MIT Technology Review recently published its 50 Smartest Companies 2015 report and it makes for some interesting reading. Put it this way, some of the world’s biggest corporations don’t even make the top 10.
Microsoft only just sneaks in at number 28
Google, for example, is ranked 12th, Amazon 13th, Apple is only 16th and Facebook 29th. Further down the list, Philips grabs the 32nd spot, IBM the 46th, while Microsoft just sneaks in at number 48 thanks to its HoloLens technology.
So who did make the all-important top 10? MIT’s editors only considered companies developing “truly innovative technology and a business model that is both practical and ambitious.” These are the high tech outfits and the innovative products that topped the list. In reverse order…

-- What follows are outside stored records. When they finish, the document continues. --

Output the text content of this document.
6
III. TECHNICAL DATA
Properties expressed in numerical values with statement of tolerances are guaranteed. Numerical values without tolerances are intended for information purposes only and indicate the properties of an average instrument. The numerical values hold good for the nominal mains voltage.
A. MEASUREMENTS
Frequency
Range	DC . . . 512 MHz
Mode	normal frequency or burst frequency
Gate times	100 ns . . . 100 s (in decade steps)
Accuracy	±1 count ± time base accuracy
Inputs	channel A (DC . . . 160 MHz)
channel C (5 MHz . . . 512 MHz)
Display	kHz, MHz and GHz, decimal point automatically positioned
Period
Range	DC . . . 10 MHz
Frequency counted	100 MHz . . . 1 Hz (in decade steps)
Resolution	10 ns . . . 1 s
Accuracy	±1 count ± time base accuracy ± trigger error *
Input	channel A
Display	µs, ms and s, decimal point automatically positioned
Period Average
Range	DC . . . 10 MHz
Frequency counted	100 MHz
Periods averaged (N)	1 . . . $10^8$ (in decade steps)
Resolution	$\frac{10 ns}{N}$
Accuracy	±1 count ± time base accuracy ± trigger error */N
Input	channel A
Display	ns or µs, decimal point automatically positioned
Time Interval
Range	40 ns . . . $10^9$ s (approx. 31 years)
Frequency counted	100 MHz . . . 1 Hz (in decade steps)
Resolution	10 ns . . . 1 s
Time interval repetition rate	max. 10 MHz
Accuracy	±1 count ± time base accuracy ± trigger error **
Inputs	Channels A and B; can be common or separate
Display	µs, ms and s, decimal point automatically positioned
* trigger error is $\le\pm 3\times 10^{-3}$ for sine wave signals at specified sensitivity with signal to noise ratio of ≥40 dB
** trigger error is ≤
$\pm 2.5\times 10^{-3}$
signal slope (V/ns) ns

Who hasn’t heard of Netflix? The on-demand, streaming video service has over 60 million subscribers and is watched in over 40 countries around the world. According to MIT, Netflix is on the list for “producing innovative original content and inking distribution deals with cable companies.” It received 31 Emmy nominations for its original programming in 2014.
Founded by Peter Rive, Lyndon Rive and Elon Musk, SolarCity is America’s largest solar power provider and has ambitions to be even bigger. As MIT points out, “the factory it is planning to build in Buffalo will be the Western Hemisphere’s largest manufacturer of silicon solar panels,” another step towards driving down the cost of renewable energy.
8. Juno Therapeutics
Juno is one of a number of companies working on cancer cures, but its technology is geared towards genetically engineering a patient’s own T cells (a type of white blood cell) to recognize and kill cancer cells. The Chimeric Antigen Receptor (CAR) and T Cell Receptor (TCR) technologies may also “avoid the long-term side effects associated with current treatments,” the company says.
Worth over $200 billion, China’s Tencent is a media giant that embraces social networking, e-commerce and multiplayer online games — part Amazon, Google, Ebay, Facebook and Alibaba. It’s on the list because it’s one of the planet’s most-used Internet service portals and “is expanding by investing in companies inside and outside its home market.”
Another company you might not have heard of. SunEdison is a renewable energy provider that operates solar energy plants and wind farms, while supplying solar panels to homes and businesses. With a mission to provide electricity to the developing world, it also builds some of the world’s most efficient PV systems using high pressure fluidized bed reactor (HP-FBR) technology.
In a future where medicine will become more personalised and predictive, Counsyl already provides affordable DNA screening. Alongside the company’s Informed Pregnancy and Family Prep screens, the new Inherited Cancer Screen can give customers a heads-up on their chances of developing breast, ovarian, colon and various other types of cancer.
If you thought that Amazon was big, Alibaba is enormous. It’s a collection of several websites — Alipay (online payments), Aliyun (cloud computing services), Aliyun App Store (mobile), plus the Taobao and Tmall online stores. It handles over 80% of all online purchases in China and has eyes on international expansion.
With areas of expertise that include Oncology, Microbial Genomics and Infectious Disease Surveillance, MIT includes Illumina on its list because the company is “shifting its fast DNA-reading machines from research applications primarily to hospitals and cancer clinics.”
The Chinese electronics company might have started by producing Android-powered iPhone clones, but MIT says that the “fast-growing smartphone vendor is maturing beyond its original ‘cut-price Apple’ model with ideas like flash sales over its mobile messaging platform.” Xiaomi is now the third largest smartphone maker in the world after Samsung and Apple.
And at number 1 on the list…
Not content with building some of the finest electric cars the world has ever seen, Elon Musk’s Tesla company is “extending its [Powerwall] battery technology from cars to residential and commercial applications.” The availability of cheap(ish) and efficient energy storage could accelerate the adoption of renewable energy sources and revolutionise the way we generate electricity, both on a national and an individual level.